Continued on the front page (72) Inventor Takashi Shiba 292 Yoshida-cho, Totsuka-ku, Yokohama-shi, Kanagawa Prefecture Inside the Multimedia Systems Development Division of Hitachi, Ltd. (72) Inventor Akinori Yuhara 292 Yoshida-cho, Totsuka-ku, Yokohama-shi, Kanagawa Prefecture Hitachi, Ltd. Multimedia System Development Division

Claims (5)

[Claims] An input IDT (hereinafter referred to as an input IDT) for converting an electric signal to a surface acoustic wave signal on a piezoelectric substrate and an output IDT for converting a surface acoustic wave from the input IDT into an electric signal again. Electrode (hereinafter referred to as output IDT)

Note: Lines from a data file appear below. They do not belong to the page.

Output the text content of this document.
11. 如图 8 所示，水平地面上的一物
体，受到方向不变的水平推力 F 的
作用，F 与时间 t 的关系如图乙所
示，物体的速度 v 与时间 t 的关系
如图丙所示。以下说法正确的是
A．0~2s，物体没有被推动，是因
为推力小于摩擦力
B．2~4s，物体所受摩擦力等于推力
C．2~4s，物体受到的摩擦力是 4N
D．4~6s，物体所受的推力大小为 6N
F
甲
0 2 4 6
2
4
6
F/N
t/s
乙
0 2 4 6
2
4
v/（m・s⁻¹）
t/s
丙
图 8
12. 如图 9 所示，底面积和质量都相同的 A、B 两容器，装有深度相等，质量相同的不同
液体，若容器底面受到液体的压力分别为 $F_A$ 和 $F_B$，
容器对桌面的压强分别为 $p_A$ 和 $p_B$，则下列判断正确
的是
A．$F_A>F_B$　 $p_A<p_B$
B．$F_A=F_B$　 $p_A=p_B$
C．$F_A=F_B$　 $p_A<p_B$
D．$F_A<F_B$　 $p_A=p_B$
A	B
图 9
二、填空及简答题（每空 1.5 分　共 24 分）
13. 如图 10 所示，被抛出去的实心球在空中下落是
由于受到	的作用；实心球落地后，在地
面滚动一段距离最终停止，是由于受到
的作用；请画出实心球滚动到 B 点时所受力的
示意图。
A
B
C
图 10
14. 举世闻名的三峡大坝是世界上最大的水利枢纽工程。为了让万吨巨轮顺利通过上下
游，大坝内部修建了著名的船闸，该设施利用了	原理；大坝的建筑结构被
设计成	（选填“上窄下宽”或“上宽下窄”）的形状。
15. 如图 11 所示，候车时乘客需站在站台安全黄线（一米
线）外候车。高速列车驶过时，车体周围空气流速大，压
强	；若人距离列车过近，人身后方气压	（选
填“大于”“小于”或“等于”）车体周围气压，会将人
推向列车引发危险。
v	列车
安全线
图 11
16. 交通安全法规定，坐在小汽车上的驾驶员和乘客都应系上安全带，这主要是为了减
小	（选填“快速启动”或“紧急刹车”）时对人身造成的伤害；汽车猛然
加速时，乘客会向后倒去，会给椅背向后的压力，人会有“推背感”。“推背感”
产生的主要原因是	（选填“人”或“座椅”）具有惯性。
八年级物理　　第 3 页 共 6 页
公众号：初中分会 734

Wherein at least one of the input / output IDTs is composed of a weighted electrode, and at least the outermost end IDT of the weighted electrode facing the regular electrode has a length equal to the IDT. A dummy electrode having a half (L / 2) of the electrode finger length (L) and a width of λ / 2 of the surface acoustic wave filter application wavelength (λ) from the outermost IDT end is provided. Surface acoustic wave device. 2. A dummy electrode for correcting the phase of a propagated wave is provided in the outermost end IDT of a normal type electrode adjacent to a weighted type electrode or in a surface acoustic wave propagation region between both electrodes. 2. The surface acoustic wave device according to claim 1, wherein the surface acoustic wave element is provided outside the region where the surface acoustic wave is provided to correct the phase of the surface acoustic wave between the input and output electrodes. 3. The surface acoustic wave device according to claim 1, wherein the IDT end λ / 2 width electrode is formed at both ends of the weighted electrode. 4. A surface acoustic wave absorbing material is formed on at least two or three pairs of outermost IDTs located on the regular electrode side and the farthest end side of the weighted electrode. 3. The surface acoustic wave device according to 2. 5. The surface acoustic wave device according to claim 1, wherein the dummy electrode is provided at the outermost end IDT of the weighted electrode whose polarity is on the Hot side.